FENZI: There's only one problem - the "Wizard of Oz" is hard to find. Even two years after its initial release, you're not likely to see the game in a local arcade. Many of the units have gone to homes of private collectors. Molly Atkinson is one of the few who has played it. And she had to go to a collector's home to do so. That's because she's a collector herself. She runs a public access arcade called Pins and Needles in Los Angeles.

MOLLY ATKINSON: It's a real fancy game, Wizard of Oz. It has a lot of neat features on it. And, I don't know, for some reason, it's really grown on me.

FENZI: But Atkinson doubts it will join her collection anytime soon. The machine cost about $8,000. She only charges 25 cents per play. But even if she charged double, it would take 16,000 games for her to recoup that cost.
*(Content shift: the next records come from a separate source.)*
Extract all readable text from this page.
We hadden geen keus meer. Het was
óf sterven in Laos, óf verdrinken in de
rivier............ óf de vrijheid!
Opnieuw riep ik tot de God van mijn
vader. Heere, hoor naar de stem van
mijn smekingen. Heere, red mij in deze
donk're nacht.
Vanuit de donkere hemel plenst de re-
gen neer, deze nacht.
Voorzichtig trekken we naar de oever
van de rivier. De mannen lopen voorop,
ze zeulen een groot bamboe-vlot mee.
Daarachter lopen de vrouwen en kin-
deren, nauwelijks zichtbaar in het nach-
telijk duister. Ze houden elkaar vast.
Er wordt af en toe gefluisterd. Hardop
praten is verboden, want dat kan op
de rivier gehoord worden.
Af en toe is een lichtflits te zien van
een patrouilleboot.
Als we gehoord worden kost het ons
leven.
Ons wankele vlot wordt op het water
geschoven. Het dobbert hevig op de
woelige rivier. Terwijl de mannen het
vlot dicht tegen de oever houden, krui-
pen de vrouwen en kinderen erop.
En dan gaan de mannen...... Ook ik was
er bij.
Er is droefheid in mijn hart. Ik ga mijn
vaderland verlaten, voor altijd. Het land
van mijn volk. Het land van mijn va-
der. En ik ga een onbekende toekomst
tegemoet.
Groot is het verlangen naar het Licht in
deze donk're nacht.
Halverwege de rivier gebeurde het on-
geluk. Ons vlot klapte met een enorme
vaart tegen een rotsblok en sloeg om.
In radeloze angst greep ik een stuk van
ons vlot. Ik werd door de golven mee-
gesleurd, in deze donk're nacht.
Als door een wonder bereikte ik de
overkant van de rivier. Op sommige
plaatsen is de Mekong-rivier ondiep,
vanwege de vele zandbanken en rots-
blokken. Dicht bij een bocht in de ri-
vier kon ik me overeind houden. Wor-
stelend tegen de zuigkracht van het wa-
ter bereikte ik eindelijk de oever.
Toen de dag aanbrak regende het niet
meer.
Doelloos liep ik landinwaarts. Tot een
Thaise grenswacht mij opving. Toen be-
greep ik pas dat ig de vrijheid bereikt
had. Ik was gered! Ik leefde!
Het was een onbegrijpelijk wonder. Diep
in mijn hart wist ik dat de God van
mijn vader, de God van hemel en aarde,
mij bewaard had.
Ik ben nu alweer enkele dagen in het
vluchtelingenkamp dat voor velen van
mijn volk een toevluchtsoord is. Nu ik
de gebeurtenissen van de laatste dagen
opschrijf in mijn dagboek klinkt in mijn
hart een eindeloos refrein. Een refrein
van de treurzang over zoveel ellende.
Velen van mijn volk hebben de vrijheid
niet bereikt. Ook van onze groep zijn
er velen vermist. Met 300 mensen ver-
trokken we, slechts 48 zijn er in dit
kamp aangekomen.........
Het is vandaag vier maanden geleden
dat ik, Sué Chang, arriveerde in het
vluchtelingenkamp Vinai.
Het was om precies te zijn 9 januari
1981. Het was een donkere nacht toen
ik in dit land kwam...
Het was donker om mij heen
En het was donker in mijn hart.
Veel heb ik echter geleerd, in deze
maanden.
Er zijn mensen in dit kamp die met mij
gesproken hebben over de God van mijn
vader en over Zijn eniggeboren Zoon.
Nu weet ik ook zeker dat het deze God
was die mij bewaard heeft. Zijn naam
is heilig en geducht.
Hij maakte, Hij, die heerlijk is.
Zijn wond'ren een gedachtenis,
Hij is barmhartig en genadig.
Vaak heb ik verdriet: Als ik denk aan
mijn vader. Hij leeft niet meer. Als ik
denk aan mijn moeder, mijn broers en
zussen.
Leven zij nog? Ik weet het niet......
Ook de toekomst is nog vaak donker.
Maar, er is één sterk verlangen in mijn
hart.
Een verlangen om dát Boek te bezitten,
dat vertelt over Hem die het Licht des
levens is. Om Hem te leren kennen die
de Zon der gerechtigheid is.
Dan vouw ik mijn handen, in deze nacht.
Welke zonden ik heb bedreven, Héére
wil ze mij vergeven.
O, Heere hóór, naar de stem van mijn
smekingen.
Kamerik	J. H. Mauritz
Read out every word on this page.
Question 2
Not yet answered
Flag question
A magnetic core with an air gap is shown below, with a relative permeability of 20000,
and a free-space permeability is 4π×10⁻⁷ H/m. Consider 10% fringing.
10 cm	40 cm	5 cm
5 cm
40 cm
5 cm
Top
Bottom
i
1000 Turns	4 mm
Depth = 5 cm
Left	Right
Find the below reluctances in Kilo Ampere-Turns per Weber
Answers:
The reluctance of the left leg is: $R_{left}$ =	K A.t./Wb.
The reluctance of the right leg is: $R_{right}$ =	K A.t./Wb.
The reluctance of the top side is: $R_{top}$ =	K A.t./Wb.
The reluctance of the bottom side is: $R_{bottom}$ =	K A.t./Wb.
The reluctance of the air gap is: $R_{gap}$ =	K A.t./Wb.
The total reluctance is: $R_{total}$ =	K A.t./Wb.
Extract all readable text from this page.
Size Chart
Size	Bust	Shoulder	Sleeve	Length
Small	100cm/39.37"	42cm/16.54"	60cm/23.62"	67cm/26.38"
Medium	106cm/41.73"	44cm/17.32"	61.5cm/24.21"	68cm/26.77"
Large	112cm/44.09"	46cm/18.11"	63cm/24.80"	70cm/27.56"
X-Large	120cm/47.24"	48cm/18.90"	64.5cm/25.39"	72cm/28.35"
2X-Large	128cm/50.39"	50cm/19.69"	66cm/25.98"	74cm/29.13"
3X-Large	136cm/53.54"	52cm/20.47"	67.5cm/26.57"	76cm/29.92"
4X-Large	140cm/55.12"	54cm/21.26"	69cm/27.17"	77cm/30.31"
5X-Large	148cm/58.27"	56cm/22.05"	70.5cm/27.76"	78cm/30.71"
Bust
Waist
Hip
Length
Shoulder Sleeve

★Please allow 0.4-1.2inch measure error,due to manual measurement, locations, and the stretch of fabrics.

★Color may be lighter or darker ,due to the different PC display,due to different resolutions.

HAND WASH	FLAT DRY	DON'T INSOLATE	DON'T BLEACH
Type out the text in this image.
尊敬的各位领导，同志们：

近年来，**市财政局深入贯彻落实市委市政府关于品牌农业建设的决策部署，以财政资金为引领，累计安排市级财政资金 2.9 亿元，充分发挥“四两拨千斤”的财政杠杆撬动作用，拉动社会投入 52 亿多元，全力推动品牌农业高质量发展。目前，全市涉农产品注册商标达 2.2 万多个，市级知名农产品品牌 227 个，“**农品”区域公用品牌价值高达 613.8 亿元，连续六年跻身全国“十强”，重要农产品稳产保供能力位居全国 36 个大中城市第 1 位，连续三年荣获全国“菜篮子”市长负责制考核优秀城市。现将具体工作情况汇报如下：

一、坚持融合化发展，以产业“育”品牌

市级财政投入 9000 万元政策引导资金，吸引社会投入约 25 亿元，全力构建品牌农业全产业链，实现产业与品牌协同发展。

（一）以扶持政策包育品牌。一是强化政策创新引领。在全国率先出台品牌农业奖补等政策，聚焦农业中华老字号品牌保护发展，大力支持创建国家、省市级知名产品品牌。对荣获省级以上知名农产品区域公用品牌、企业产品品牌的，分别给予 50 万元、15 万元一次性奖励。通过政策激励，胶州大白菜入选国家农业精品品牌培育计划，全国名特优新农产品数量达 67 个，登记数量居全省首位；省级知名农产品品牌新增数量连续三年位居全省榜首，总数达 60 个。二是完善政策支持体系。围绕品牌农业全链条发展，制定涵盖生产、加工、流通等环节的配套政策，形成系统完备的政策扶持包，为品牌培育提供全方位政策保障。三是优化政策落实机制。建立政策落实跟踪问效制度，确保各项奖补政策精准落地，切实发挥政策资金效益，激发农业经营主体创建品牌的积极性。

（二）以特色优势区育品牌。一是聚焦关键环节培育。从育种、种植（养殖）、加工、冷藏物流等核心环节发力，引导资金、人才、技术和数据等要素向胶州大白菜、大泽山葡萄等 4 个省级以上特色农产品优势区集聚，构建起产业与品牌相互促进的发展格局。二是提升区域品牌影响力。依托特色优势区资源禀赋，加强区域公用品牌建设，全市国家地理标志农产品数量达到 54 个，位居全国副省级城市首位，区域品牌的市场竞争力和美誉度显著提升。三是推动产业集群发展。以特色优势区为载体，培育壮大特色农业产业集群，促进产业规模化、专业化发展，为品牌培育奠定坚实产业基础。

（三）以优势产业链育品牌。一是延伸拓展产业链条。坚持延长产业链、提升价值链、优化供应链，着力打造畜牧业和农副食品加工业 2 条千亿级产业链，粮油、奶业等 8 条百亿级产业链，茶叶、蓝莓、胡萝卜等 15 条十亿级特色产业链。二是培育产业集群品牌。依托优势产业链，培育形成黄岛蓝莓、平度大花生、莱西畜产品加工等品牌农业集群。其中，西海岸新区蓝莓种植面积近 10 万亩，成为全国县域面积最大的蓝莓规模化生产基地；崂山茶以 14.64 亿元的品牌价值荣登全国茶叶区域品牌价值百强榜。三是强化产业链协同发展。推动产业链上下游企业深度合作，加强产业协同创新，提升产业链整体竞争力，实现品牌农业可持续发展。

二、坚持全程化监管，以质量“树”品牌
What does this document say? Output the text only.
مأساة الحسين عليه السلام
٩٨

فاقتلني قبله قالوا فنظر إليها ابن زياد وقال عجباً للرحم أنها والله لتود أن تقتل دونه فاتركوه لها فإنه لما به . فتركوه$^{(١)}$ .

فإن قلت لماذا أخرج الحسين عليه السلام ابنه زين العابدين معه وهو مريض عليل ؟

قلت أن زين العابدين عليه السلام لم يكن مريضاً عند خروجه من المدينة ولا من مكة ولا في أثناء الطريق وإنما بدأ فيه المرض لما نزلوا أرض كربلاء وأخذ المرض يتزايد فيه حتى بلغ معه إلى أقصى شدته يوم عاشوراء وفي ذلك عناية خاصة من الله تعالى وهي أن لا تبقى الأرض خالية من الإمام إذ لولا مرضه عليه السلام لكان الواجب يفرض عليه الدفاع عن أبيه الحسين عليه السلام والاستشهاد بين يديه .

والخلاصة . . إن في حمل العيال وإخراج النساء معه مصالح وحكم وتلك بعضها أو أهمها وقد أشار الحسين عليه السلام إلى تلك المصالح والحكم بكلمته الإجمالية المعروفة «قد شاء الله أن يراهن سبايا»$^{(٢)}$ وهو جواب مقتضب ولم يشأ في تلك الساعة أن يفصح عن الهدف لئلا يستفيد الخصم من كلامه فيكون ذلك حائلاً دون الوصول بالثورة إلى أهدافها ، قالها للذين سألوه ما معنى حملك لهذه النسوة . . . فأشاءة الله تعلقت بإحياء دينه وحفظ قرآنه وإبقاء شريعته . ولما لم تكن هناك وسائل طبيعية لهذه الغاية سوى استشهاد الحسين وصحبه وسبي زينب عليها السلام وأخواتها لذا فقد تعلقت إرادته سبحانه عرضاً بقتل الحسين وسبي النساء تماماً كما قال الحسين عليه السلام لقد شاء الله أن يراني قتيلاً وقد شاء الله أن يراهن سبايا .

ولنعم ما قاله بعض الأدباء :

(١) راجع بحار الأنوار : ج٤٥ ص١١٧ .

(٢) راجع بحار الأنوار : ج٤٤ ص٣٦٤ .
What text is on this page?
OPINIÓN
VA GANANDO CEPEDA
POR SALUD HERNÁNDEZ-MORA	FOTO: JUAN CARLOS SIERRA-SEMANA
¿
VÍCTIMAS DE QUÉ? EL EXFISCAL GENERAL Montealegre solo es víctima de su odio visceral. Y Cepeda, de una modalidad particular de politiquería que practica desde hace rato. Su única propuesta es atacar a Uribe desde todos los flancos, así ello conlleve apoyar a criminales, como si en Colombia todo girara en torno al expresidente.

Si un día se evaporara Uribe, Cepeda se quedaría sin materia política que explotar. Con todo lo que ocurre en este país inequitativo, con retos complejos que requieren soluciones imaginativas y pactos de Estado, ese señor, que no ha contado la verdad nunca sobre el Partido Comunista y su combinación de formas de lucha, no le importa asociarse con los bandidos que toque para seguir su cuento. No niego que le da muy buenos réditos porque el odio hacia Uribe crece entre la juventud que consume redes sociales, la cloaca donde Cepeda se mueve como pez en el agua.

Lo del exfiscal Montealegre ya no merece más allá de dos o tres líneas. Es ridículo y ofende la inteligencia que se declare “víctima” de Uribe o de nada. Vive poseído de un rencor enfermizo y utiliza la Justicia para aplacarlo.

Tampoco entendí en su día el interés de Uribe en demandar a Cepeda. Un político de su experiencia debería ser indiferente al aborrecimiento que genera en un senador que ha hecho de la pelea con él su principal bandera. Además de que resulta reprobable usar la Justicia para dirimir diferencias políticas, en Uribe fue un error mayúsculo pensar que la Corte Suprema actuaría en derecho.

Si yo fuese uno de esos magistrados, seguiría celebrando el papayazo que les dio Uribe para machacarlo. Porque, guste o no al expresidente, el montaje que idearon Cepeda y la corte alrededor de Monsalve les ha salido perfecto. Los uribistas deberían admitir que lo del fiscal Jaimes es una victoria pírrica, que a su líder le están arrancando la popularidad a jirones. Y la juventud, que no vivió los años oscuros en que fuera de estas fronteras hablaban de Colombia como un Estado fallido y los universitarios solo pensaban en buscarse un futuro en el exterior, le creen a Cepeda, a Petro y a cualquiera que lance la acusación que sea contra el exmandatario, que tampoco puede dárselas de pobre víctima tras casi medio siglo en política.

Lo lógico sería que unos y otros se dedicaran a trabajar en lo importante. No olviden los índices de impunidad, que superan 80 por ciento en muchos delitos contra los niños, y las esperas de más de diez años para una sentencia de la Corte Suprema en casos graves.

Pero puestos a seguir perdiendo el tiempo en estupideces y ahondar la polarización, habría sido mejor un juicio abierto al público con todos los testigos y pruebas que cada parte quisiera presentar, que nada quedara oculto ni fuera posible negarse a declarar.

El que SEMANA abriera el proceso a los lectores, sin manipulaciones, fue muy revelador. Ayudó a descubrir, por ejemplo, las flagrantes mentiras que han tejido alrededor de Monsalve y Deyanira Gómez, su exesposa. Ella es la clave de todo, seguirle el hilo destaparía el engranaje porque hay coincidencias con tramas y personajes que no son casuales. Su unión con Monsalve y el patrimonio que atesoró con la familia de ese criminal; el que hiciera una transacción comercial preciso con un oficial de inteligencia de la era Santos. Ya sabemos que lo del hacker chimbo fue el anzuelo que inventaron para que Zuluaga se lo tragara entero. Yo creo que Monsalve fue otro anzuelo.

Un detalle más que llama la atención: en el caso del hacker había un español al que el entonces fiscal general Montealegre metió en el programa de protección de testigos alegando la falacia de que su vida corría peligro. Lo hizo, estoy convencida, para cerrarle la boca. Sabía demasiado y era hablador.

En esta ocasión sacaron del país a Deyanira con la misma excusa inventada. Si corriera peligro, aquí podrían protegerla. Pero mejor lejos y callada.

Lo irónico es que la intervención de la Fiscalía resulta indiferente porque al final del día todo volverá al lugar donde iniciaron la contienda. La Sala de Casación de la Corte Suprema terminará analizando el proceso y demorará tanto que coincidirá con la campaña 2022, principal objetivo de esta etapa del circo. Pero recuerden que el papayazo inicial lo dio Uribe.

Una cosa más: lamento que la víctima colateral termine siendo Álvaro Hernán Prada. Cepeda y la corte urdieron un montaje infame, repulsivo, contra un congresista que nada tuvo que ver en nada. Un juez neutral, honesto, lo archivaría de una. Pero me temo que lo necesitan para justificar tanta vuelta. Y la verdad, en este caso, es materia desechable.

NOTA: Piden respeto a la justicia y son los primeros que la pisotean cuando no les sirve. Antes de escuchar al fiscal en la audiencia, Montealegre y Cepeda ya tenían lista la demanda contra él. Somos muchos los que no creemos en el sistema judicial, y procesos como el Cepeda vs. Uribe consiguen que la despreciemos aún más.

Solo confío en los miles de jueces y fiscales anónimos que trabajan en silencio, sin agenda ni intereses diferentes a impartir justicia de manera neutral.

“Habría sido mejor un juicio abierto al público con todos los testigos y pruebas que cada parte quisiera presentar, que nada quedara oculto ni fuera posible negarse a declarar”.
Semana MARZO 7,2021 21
ATKINSON: No new games are affordable. When it was a public plaything, games never cost this much. And then the arcade thing kind of died out, and there was only the one manufacturer remaining. So they were kind of controlling all the costs, and they went up and up and up. So we finally do have someone else who's entered the market, but their games are maybe even more expensive. So it's just very unattainable for someone like me to get one.

FENZI: Still, Atkinson says the arrival of a new game maker is a good thing. She hopes that competition between the two companies will generate more exciting games and breathe fresh life into the industry. For Jack Guarnieri, renewed excitement in pinball is the whole point.

That's really what you want to hear. That's success.

He plans to release Jersey Jack's second game, "The Hobbit," this spring and says that a third machine with an all-original design and story is already in production. Stern didn't respond to press inquiries for this story, but a banner on the company's website declares it the only maker of real pinball games on the planet. Guarnieri says they probably just haven't updated the site yet. Francesca Fenzi, NPR News.


THE WHO: (Singing) Ever since I was a young boy I played the silver ball. From SoHo down to Brighton I must have played them all. But I ain't seen nothing like him in any amusement hall. That deaf, dumb and blind kid sure plays a mean pinball.